Tremblement de terre

Retour en arrière. Mardi 5 mai, le Tribunal constitutionnel fédéral (Bundesverfassungsgericht) situé à Karlsruhe a rendu un arrêt concernant la politique d’assouplissement quantitatif pratiquée à partir de 2015 par la Banque centrale européenne, à l’époque dirigée par l’Italien Mario Draghi. Les Juges ont alors demandé à la BCE de justifier la légalité de ce programme, faute de quoi ils menaceraient de le déclarer contraire à la Loi fondamentale allemande. Le problème, c’est que l’arrêt du BVG va à l’encontre de la décision rendue en décembre 2018 par la Cour de justice de l’Union européenne (CJUE) qui justifiait le programme de la BCE. Les Juges constitutionnels allemands avaient alors qualifié la décision de la CJUE « d’incompréhensible » et l’ont explicitement désavouée lors de leur jugement.

Une remise en cause sans équivoque du principe de « primauté du droit communautaire établi depuis le début des années 1960 avec l’Arrêt Costa contre Enel, et donc une boîte de Pandore potentielle dévastatrice pour la cohésion de l’Union susceptible de s’ouvrir. La BCE comme la CJUE n’ont d’ailleurs pas manqué de le rappeler, cette dernière ayant publié un communiqué concis et sans équivoque pour rappeler ses prérogatives.

Lucidité d’Angela Merkel

Les autorités allemandes l’ont bien compris. Celles-ci ont réagi à l’annonce de Karlsruhe avec un long silence embarrassé. Il faut dire que le gouvernement allemand faisait face à un dilemme cornélien, comme le rappelait Jean Quatremer dans son blog : « donner raison à Karlsruhe, c’est condamner l’euro et l’Union ; s’opposer à la Cour, c’est déclencher une crise institutionnelle et politique. Les conséquences étant, dans les deux cas, totalement imprévisibles ».

Le 14 mai dernier, la Chancelière Angela Merkel s’est finalement rangée du côté de l’Union devant le Bundestag, la chambre basse du Parlement, en appelant à une intégration renforcée de la zone euro. Réagissant à l’arrêt du BVG, elle a déclaré qu’il fallait désormais « agir en responsabilité et de manière intelligente pour que l’euro puisse survivre », tout en incitant « à faire davantage en matière de politique économique, afin de faire progresser l’intégration ». Pour Quatremer, c’était la seule chose à faire : soutenir l’Union de transferts budgétaires, afin de soulager la BCE qui n’aura plus à intervenir sur le marché de la dette souveraine.
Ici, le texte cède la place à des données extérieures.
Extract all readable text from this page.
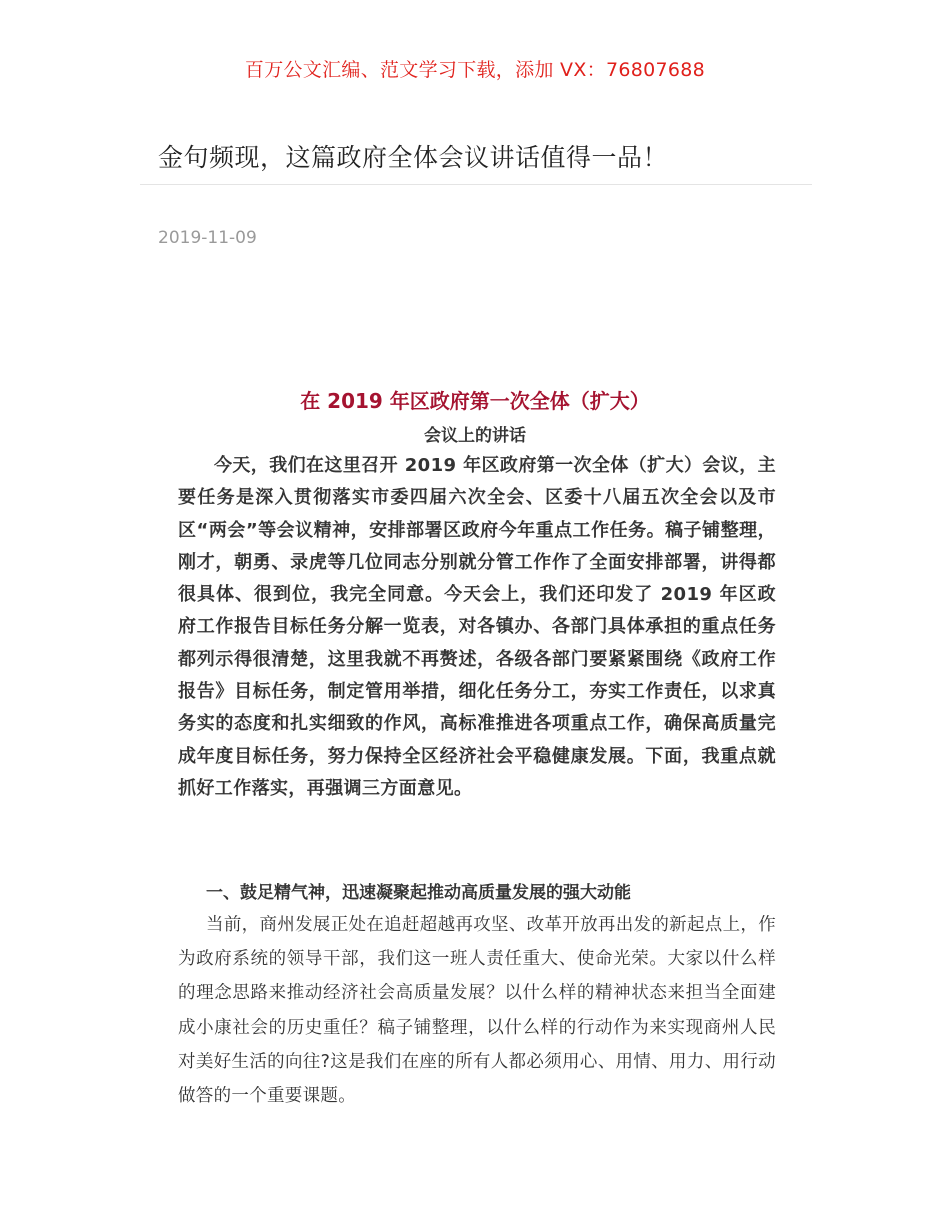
百万公文汇编、范文学习下载，添加 VX：76807688
金句频现，这篇政府全体会议讲话值得一品！
2019-11-09
在 2019 年区政府第一次全体（扩大）
会议上的讲话

今天，我们在这里召开 2019 年区政府第一次全体（扩大）会议，主要任务是深入贯彻落实市委四届六次全会、区委十八届五次全会以及市区“两会”等会议精神，安排部署区政府今年重点工作任务。稿子铺整理，刚才，朝勇、录虎等几位同志分别就分管工作作了全面安排部署，讲得都很具体、很到位，我完全同意。今天会上，我们还印发了 2019 年区政府工作报告目标任务分解一览表，对各镇办、各部门具体承担的重点任务都列示得很清楚，这里我就不再赘述，各级各部门要紧紧围绕《政府工作报告》目标任务，制定管用举措，细化任务分工，夯实工作责任，以求真务实的态度和扎实细致的作风，高标准推进各项重点工作，确保高质量完成年度目标任务，努力保持全区经济社会平稳健康发展。下面，我重点就抓好工作落实，再强调三方面意见。

一、鼓足精气神，迅速凝聚起推动高质量发展的强大动能

当前，商州发展正处在追赶超越再攻坚、改革开放再出发的新起点上，作为政府系统的领导干部，我们这一班人责任重大、使命光荣。大家以什么样的理念思路来推动经济社会高质量发展？以什么样的精神状态来担当全面建成小康社会的历史重任？稿子铺整理，以什么样的行动作为来实现商州人民对美好生活的向往?这是我们在座的所有人都必须用心、用情、用力、用行动做答的一个重要课题。
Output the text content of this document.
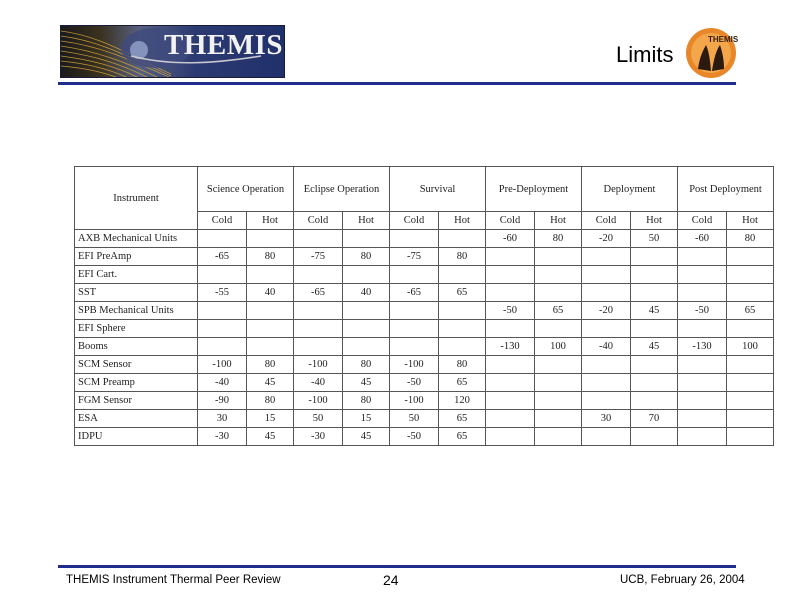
THEMIS	Limits
THEMIS
Instrument	Science Operation		Eclipse Operation		Survival		Pre-Deployment		Deployment		Post Deployment	
	Cold	Hot	Cold	Hot	Cold	Hot	Cold	Hot	Cold	Hot	Cold	Hot
AXB Mechanical Units							-60	80	-20	50	-60	80
EFI PreAmp	-65	80	-75	80	-75	80						
EFI Cart.												
SST	-55	40	-65	40	-65	65						
SPB Mechanical Units							-50	65	-20	45	-50	65
EFI Sphere												
Booms							-130	100	-40	45	-130	100
SCM Sensor	-100	80	-100	80	-100	80						
SCM Preamp	-40	45	-40	45	-50	65						
FGM Sensor	-90	80	-100	80	-100	120						
ESA	30	15	50	15	50	65			30	70		
IDPU	-30	45	-30	45	-50	65						
THEMIS Instrument Thermal Peer Review	24	UCB, February 26, 2004
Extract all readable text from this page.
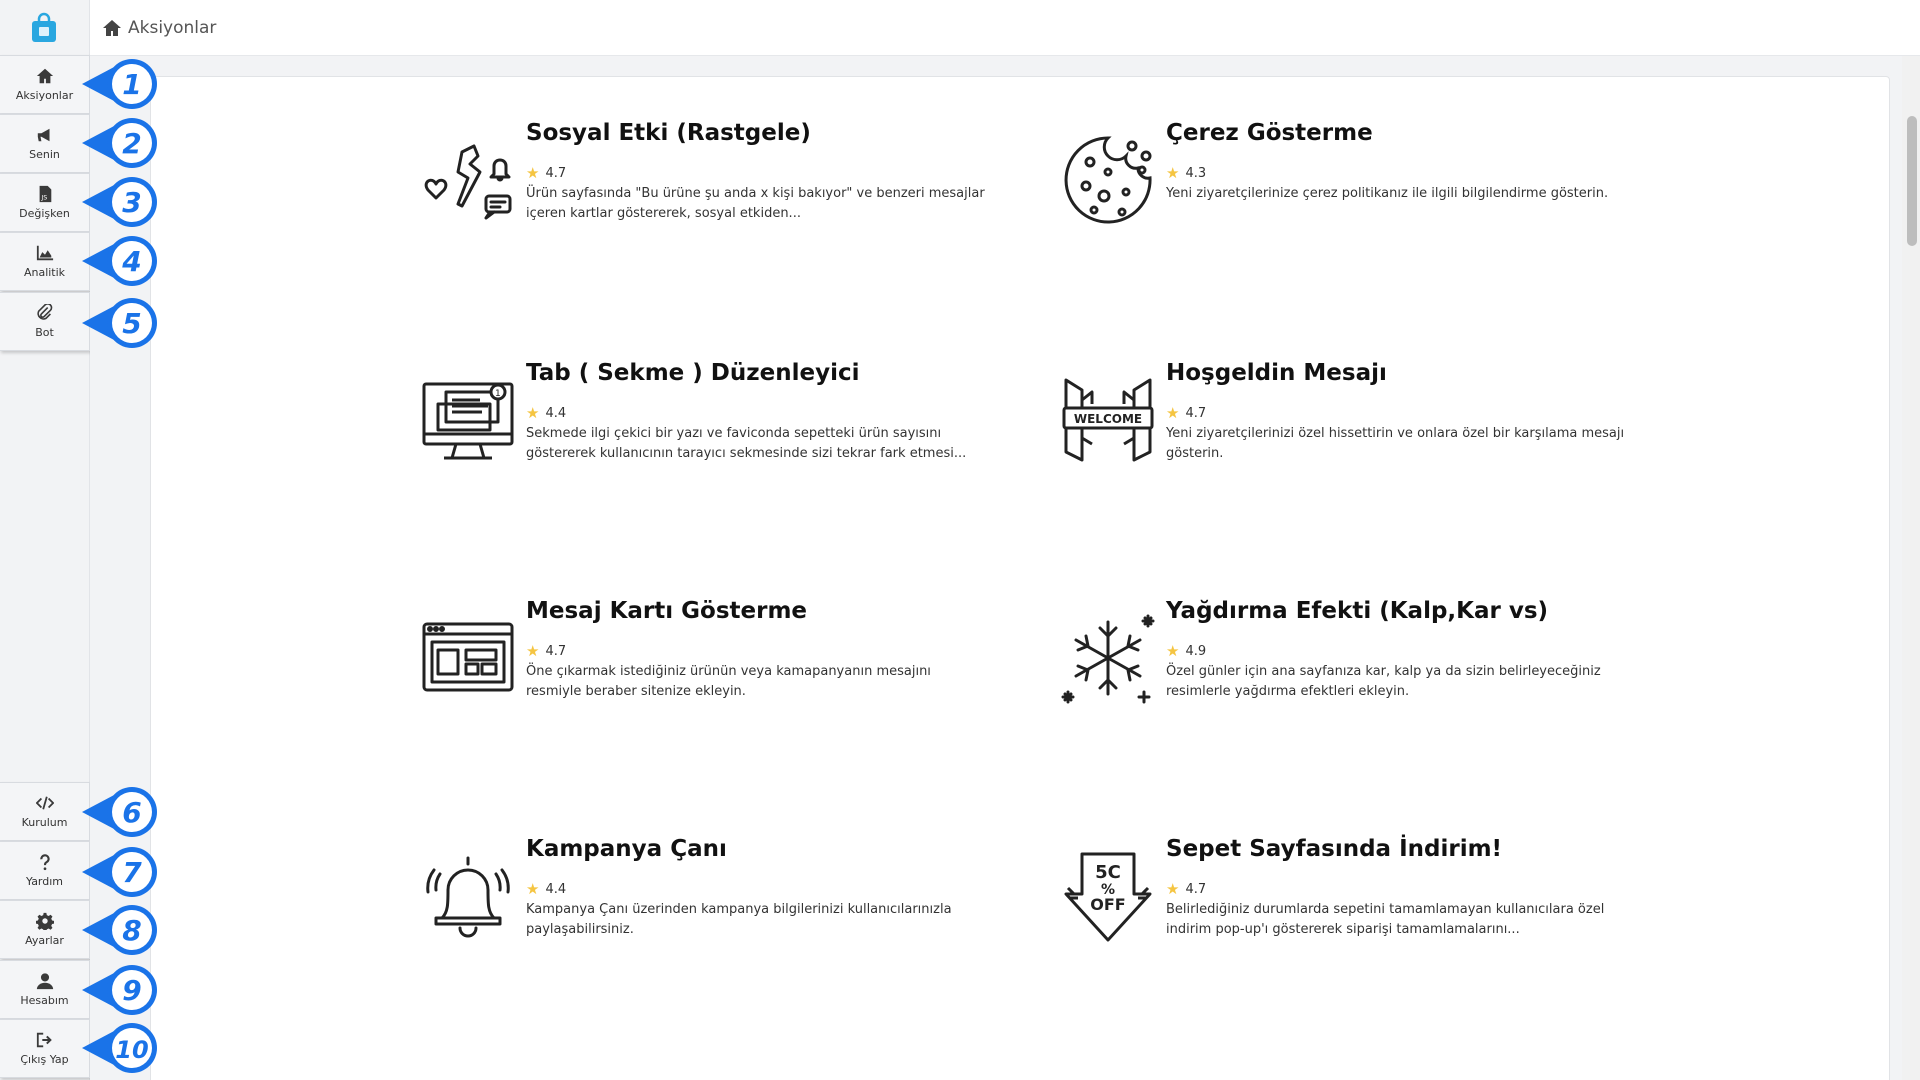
Aksiyonlar
Senin
JS
Değişken
Analitik
Bot
Kurulum
Yardım
Ayarlar
Hesabım
Çıkış Yap
Aksiyonlar
Sosyal Etki (Rastgele)
★ 4.7
Ürün sayfasında "Bu ürüne şu anda x kişi bakıyor" ve benzeri mesajlar içeren kartlar göstererek, sosyal etkiden...
Çerez Gösterme
★ 4.3
Yeni ziyaretçilerinize çerez politikanız ile ilgili bilgilendirme gösterin.
1
Tab ( Sekme ) Düzenleyici
★ 4.4
Sekmede ilgi çekici bir yazı ve faviconda sepetteki ürün sayısını göstererek kullanıcının tarayıcı sekmesinde sizi tekrar fark etmesi...
WELCOME
Hoşgeldin Mesajı
★ 4.7
Yeni ziyaretçilerinizi özel hissettirin ve onlara özel bir karşılama mesajı gösterin.
Mesaj Kartı Gösterme
★ 4.7
Öne çıkarmak istediğiniz ürünün veya kamapanyanın mesajını resmiyle beraber sitenize ekleyin.
Yağdırma Efekti (Kalp,Kar vs)
★ 4.9
Özel günler için ana sayfanıza kar, kalp ya da sizin belirleyeceğiniz resimlerle yağdırma efektleri ekleyin.
Kampanya Çanı
★ 4.4
Kampanya Çanı üzerinden kampanya bilgilerinizi kullanıcılarınızla paylaşabilirsiniz.
5C
%
OFF
Sepet Sayfasında İndirim!
★ 4.7
Belirlediğiniz durumlarda sepetini tamamlamayan kullanıcılara özel indirim pop-up'ı göstererek siparişi tamamlamalarını...
1
2
3
4
5
6
7
8
9
10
Un discours qui préfigurait ainsi les annonces de l’initiative franco-allemande du 18 mai, puis de la stratégie de relance Next Generation EU de la Commission neuf jours plus tard. Acculée par sa Cour constitutionnelle, l’Allemagne a finalement opéré un virage à 180 degrés pour officiellement préconiser ce qu’elle a toujours abhorré jusqu’à présent : financer à fonds perdus la solidarité à l’égard des pays du Sud, gravement ébranlés par la crise de la COVID-19, afin d’éviter la disparition de l’UE.

Il est toutefois étonnant que ce retournement de situation presque inespéré ait eu lieu si rapidement. Un début de prise de conscience dès les sommets européens laborieux (et assez acrimonieux entre les partenaires européens) de mars et d’avril a peut-être contribué à faire bouger les lignes en cette fin du mois de mai. L’arrêt du BVG n’aurait été alors que l’étincelle décisive.

Attention, la partie n’est pas gagnée pour autant. Le vote des différentes mesures nécessite l’accord de l’ensemble des États membres de l’UE (puisqu’elles sont adossées au budget européen).

Certains pays, en particulier l’Autriche, les Pays-Bas, le Danemark et la Suède (surnommés les « quatre frugaux »), se montrent très réticents face à cette approche de subventions et préconisent plutôt des prêts classiques pour favoriser les investissements. Les négociations s’annoncent très ardues, la prochaine étape (mais certainement pas la seule) étant le Conseil européen des 18 et 19 juin.

En outre, les mécanismes de solidarité précités ne seraient actifs que le temps de la crise. Il n’est donc pas question pour le moment, comme l’a rappelé la Présidente de la Commission Ursula von der Leyen, de créer un « trésor européen ». Une manière probable de rassurer les partenaires européens les plus inquiets. Toutefois, il ne faut pas oublier qu’une union économique et monétaire ne peut pas survivre sans une solidarité budgétaire permanente.